AMRAP stands for as many reps as possible and, Turner says, “it allows you to do a full-body workout in a short space of time. You can pick a squat movement, a hinge, a push, a pull and some cardio. You can do that for 15 minutes, say, and cover all the main bases. It’s not great for building strength – that takes more time – but it’s good ideal for fat loss and general fitness.” Do as many reps as you can for 30-40 seconds per exercise.

2. Couple up to cut rest

Doing two exercises back to back reduces the time you spend doing nothing during your workout. “Instead of doing three sets of ten reps on the bench press and waiting for a minute between sets, do a bent-over row after your bench press set,” says Turner. Beginners should pick moves that work different muscle groups;more advanced lifters can pair exercises that target the same muscle group.

3. Mid-session mobility

No-one really enjoys doing mobility work, so get it done between your standard sets. “Between sets is a great time to do things like mobility and core drills – all the things that you’d otherwise have to do another time,” says Turner. “It’s a much more effective use of your time than sitting around doing nothing.”

4. More isn’t more

“I find lots of people think more is always better,” says Turner. “But that’s hard to sustain. If you train six times a week already, are you going to train seven?” Instead, reduce your gym time by focusing on quality rather than quantity of sessions. Three or four times a week is plenty for most people and training goals.

5. Use the time you have

Never give up on training because you don’t think you have enough time. “If you’re short on time, doing some kind of exercise is better than nothing,” says Turner. “Some people think that unless they’re doing five sessions a week there’s no point in even starting, but that’s not the case.

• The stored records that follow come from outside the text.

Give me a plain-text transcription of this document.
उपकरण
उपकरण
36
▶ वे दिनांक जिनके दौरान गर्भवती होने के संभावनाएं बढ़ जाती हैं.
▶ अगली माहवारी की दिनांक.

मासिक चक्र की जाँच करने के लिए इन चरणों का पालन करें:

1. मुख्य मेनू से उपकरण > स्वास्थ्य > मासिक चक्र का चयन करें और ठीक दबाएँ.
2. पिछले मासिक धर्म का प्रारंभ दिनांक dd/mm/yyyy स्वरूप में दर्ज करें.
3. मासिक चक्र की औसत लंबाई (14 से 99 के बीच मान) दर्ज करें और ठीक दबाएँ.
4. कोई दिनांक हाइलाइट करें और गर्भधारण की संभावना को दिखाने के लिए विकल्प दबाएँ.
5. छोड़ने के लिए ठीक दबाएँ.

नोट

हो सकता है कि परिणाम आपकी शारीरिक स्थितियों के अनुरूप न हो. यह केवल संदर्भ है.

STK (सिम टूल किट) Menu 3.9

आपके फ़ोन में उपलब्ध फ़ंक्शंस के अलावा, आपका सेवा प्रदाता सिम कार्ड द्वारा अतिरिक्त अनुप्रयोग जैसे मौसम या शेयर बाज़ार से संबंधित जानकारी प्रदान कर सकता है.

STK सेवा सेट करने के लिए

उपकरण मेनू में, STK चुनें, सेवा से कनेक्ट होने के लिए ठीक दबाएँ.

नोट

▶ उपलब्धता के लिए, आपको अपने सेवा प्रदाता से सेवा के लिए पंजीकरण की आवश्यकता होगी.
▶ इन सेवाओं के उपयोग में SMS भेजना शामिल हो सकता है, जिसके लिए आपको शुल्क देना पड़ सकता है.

Even training once a week is better than not doing anything.”

6. Go for big moves

If you’re short on time, focus on exercises that hit multiple muscles groups, such as the press-up renegade row, which works your chest, back and core. “I like the clean and press too because it contains all of the big movements in one exercise,” says Turner. “You get the hip hinge with the swing part of the move, and you catch the bar in a squat position. You get the row element of the clean, and then you press it overhead.”